London: Researchers have found that more than a hundred species currently identified as non-threatened on the Red List of Threatened Species, are actually likely to be at risk of extinction.
The study emphasises on the urgent need for re-assessment of animal species on the Red List.
The findings, led by a team from Radboud University in the Netherlands, showed that 20 per cent of the 600 species, such as the brown-banded rail and Williamson’s mouse-deer, which were impossible to assess by the Red List experts are likely under threat of extinction.
In addition, 600 species that were assessed previously as being non-threatened, are actually likely to be threatened, such as the red-breasted pygmy parrot and the Ethiopian striped mouse.
Once every few years, specialised researchers voluntarily assess the conservation status of animal species in the world, which is then recorded in the International Union for Conservation of Nature (IUCN) Red List of Threatened Species.
Species are classified into five extinction risk categories, ranging from least concern to critically endangered, based on data such as species distribution, population size and recent trends.
“While this process is extremely important for conservation, experts often have a limited amount of data to apply the criteria to the more than 90,000 species that are currently covered by the Red List,” said Luca Santini, ecologist at the varsity.
“Often these data are of poor quality because they are outdated or inaccurate because certain species that live in very remote areas have not been properly studied. This might lead to species to be misclassified or not assessed at all,” Santini added.

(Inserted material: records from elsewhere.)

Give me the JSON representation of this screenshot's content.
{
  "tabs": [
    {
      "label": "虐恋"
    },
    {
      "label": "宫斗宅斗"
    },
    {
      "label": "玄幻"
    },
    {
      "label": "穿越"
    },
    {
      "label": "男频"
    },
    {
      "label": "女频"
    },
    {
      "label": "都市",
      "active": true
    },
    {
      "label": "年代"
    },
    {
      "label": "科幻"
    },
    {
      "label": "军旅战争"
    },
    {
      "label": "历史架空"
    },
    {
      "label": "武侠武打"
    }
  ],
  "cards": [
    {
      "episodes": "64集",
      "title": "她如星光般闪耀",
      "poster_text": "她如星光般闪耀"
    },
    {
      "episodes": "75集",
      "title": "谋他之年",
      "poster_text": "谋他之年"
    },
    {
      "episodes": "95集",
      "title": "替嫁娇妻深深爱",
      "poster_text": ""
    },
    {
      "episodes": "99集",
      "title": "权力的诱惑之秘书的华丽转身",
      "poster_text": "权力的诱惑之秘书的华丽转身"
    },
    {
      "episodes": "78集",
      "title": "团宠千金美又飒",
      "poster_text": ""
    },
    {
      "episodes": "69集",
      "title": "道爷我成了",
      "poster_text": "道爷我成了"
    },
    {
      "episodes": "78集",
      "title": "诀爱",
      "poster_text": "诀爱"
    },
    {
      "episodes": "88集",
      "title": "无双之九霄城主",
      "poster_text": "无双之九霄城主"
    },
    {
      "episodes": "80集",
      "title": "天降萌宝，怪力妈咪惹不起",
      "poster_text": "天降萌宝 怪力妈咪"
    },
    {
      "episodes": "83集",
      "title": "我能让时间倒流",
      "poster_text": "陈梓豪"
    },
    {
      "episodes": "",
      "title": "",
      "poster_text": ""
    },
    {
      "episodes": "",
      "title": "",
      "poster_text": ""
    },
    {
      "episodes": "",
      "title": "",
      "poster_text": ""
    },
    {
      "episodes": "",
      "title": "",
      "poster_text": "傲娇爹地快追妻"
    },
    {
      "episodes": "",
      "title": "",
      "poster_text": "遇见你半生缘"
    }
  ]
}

Hence they proposed an efficient, systematic and comprehensive method, described in the journal Conservation Biology, which uses information from land cover maps that show how the distribution of species in the world has changed over time.
The researchers can couple this information with statistical models to estimate a number of additional parameters, such as species’ abilities to move through fragmented landscapes, to classify species into a Red List extinction risk category.